Cold comfort at Christmas

Have your say

THE RELENTLESS focus on the threats posed by global warming has served to divert attention from the fact that, in this country at least, the biggest climatic killer by far is cold weather.

Indeed, in North Yorkshire alone over the past two years, almost a thousand winter deaths have been attributed to the cold as ever-rising fuel bills add to the financial pressures facing those struggling to heat their homes.

Against such a background, it seems – at first glance – to be madness that emergency winter fuel payments are distributed to pensioners who are in no financial difficulty whatsoever while young families with children are left to fend for themselves.

However, as the charity, North East Energy Action, points out, means-testing winter fuel payments for the elderly would be counter-productive.
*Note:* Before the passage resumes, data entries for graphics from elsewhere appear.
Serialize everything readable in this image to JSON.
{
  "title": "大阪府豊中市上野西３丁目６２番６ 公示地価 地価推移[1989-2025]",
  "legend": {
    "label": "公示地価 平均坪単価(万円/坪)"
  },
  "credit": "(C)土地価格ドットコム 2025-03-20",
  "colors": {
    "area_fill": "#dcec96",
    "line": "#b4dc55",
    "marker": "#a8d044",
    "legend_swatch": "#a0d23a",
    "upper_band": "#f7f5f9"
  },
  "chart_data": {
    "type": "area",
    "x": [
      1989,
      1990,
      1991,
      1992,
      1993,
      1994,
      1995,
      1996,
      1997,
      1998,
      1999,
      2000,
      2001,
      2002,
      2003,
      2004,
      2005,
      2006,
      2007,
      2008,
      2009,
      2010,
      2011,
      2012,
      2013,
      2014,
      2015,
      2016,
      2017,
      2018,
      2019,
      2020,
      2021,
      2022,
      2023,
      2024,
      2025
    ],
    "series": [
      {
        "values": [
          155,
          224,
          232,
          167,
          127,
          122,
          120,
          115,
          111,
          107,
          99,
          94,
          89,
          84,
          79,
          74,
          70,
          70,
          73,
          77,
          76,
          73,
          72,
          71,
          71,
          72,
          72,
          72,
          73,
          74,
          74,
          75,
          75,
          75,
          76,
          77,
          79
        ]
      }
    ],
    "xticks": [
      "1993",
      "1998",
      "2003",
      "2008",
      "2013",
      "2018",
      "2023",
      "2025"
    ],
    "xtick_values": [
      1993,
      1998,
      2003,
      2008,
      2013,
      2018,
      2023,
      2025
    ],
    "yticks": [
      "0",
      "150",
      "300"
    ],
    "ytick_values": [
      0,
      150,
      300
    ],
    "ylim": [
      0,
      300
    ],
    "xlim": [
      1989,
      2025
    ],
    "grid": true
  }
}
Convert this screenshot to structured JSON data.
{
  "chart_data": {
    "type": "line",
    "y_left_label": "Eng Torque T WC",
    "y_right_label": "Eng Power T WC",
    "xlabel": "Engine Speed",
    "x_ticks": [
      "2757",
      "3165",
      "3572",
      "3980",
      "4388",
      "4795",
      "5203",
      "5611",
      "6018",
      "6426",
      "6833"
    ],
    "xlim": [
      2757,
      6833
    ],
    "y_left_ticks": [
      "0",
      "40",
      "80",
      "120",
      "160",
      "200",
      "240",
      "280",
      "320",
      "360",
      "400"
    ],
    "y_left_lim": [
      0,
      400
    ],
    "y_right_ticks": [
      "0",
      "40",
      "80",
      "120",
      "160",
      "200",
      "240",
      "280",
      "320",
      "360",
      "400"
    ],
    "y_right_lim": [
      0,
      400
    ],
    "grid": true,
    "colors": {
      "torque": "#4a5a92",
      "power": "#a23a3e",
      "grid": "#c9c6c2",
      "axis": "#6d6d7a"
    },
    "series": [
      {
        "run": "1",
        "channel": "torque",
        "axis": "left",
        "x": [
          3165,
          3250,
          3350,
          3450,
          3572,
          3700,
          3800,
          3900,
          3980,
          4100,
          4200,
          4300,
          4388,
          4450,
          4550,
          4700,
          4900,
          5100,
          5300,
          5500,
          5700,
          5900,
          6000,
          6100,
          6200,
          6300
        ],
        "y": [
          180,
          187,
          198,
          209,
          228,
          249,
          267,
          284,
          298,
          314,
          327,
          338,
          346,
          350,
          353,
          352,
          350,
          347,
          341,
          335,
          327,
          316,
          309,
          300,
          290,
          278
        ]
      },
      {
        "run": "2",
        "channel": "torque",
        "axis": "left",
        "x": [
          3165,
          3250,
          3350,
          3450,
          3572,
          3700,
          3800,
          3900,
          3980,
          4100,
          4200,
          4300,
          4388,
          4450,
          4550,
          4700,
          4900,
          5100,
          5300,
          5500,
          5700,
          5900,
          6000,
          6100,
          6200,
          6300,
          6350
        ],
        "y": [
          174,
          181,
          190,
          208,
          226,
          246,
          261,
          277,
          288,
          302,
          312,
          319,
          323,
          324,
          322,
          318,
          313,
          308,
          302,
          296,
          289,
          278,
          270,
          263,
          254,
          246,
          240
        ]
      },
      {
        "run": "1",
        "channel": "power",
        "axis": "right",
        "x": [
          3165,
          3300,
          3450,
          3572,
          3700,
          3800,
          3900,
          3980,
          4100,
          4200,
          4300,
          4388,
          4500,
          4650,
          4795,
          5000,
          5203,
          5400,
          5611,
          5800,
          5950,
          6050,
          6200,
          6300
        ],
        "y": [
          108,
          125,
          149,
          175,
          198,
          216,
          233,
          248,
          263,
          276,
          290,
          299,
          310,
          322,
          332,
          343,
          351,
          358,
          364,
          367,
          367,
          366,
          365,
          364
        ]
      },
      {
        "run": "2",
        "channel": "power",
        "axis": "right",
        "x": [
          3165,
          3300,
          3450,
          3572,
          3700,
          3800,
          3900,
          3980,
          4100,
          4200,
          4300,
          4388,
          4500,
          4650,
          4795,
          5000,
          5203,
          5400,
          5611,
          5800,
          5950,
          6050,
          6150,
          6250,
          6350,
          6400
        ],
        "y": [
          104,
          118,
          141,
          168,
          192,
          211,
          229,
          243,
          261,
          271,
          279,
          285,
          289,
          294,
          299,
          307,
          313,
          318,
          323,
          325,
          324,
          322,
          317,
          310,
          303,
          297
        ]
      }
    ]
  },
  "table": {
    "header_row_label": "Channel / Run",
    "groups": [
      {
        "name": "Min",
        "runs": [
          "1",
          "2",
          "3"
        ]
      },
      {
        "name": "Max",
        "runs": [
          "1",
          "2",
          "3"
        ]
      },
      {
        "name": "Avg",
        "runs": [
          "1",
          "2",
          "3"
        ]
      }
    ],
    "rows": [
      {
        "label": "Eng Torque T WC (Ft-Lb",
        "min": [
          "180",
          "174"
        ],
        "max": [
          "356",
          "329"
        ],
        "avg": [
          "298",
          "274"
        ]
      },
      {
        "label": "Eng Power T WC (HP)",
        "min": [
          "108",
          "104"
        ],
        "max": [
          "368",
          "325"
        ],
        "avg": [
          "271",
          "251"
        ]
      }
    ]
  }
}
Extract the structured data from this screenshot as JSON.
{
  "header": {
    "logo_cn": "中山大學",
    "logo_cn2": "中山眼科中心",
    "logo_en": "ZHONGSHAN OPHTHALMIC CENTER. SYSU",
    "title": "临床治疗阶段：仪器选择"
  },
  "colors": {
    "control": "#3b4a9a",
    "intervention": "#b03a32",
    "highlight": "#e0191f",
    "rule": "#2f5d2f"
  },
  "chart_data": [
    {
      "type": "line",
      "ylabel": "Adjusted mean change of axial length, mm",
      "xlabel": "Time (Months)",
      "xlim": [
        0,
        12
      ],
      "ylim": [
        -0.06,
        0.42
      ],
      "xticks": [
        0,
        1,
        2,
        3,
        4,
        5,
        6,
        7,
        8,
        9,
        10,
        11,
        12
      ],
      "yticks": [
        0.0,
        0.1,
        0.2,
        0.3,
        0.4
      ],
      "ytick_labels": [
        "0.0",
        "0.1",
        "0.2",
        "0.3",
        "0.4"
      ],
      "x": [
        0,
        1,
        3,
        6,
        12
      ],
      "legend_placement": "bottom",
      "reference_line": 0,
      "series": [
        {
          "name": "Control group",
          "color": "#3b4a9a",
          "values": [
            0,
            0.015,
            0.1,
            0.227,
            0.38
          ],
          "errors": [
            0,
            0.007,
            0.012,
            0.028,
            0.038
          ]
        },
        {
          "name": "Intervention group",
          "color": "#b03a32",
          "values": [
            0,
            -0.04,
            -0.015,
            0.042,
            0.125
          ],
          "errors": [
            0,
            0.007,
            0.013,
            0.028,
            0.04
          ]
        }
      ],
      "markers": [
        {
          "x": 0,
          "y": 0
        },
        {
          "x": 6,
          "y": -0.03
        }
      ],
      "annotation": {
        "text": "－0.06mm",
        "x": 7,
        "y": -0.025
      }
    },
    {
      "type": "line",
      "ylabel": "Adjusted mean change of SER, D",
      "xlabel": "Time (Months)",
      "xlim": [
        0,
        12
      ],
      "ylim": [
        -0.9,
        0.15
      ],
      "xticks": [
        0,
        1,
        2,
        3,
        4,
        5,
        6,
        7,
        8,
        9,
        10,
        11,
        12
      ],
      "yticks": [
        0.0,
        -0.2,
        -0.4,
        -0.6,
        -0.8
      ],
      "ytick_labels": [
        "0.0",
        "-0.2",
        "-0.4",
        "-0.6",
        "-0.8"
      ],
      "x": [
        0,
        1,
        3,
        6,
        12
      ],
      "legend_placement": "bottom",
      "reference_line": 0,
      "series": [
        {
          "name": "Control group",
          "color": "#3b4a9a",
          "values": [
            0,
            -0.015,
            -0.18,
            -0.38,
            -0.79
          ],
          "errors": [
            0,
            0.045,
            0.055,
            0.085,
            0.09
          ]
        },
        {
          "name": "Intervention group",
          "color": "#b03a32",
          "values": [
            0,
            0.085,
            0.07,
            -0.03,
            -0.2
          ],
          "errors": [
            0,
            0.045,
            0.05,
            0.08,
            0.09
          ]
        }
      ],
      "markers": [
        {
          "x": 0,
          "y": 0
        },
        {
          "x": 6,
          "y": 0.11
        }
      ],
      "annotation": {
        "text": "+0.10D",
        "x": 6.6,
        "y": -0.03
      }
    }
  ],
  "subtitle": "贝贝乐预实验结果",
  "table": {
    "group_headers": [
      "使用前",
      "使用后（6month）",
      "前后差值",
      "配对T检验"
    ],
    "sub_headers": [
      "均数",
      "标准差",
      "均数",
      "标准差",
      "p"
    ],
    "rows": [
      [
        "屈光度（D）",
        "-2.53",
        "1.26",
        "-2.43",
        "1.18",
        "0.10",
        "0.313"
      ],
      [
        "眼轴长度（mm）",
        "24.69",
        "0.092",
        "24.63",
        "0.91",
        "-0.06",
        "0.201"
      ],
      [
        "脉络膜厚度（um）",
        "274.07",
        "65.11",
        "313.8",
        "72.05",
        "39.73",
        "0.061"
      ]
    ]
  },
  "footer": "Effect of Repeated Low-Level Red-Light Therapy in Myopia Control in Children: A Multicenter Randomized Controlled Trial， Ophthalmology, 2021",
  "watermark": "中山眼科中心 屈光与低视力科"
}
As the example of the Government’s Pension Credit has shown, means-testing tends to result in a large proportion of people refusing to claim for a benefit, even though they may well be in need of it.

Instead, it would be far better for those who have no need of the £200 fuel payment to give the money to charities who have already identified the most vulnerable households, young and old, and who know where the money can be put to the best use.

Rather than the cumbersome and costly business of state means-testing, this would be a far more effective and efficient way of using this money wisely, although its success, of course, will depend on the goodwill of those who know that they can easily afford to go without this payment.

However, bearing in mind not only the potential death toll, but also the cost to the NHS of emergency hospital admissions, what better way is there of demonstrating the Christmas spirit than for the comparatively well-off to redirect this money to those in the direst need?

Hidden crimes: New blow to police credibility

WHEN IT was reported last month that almost a million crimes a year had been disappearing from police statistics, so that forces could meet official targets for certain offences, it was disturbing enough.

Yet now it seems that these murky machinations may be even more worrying than suspected, as a new report claims that the perversion of figures is far more widespread than previously acknowledged and that a judicial inquiry is necessary to discover why the full extent of this manipulation has been largely hidden until now.

In his report last month, Chief Inspector of Constabulary Tom Winsor issued a damning verdict on forces afflicted by poor training, poor leadership and general incompetence. But today’s Civitas report, by former chief inspector Rodger Patrick, says that Mr Winsor has failed to appreciate the extent of the problem.

Mr Patrick says the Inspectorate has not taken into account the number of victims being rebuffed at police stations so that either no record whatsoever is made of the crime or else it is merely recorded as a “suspicious incident”.

If such manipulation is part of a deliberate policy being overseen by senior officers, then clearly it is a matter for the Home Office to investigate as quickly as possible.

However, while Theresa May’s period as Home Secretary has been characterised by her willingness to confront the police over their failings, it has also been distinguished by a dramatic reduction in crime.

Can Mrs May, then, be persuaded to grasp the nettle on this issue when the certain outcome will be a big and damaging rise in reported crime? For the sake of the police’s credibility, she must do so.

London’s limits: Potential of regional tourism

HOW MANY of the tourists who flock to London each year realise that Britain extends further than the boundaries of its capital city?

Precious few, according to the regional tourism bodies themselves, and becoming ever fewer as the Government’s cuts to tourism spending bite harder and the regions find it more and more difficult to sell themselves.

Of course, some regional organisations are faring better than others, with Welcome to Yorkshire’s hosting of the Tour de France Grand Départ generating £102m in revenue in Yorkshire alone.

Then again, not all tourism agencies have the drive and vision shown by Gary Verity and his team who have led the way in showing the potential of tourism for reviving regional economies, a clear message to those in the Treasury who believe that tourism investment is an unnecessary expense, or that the world begins and ends in London.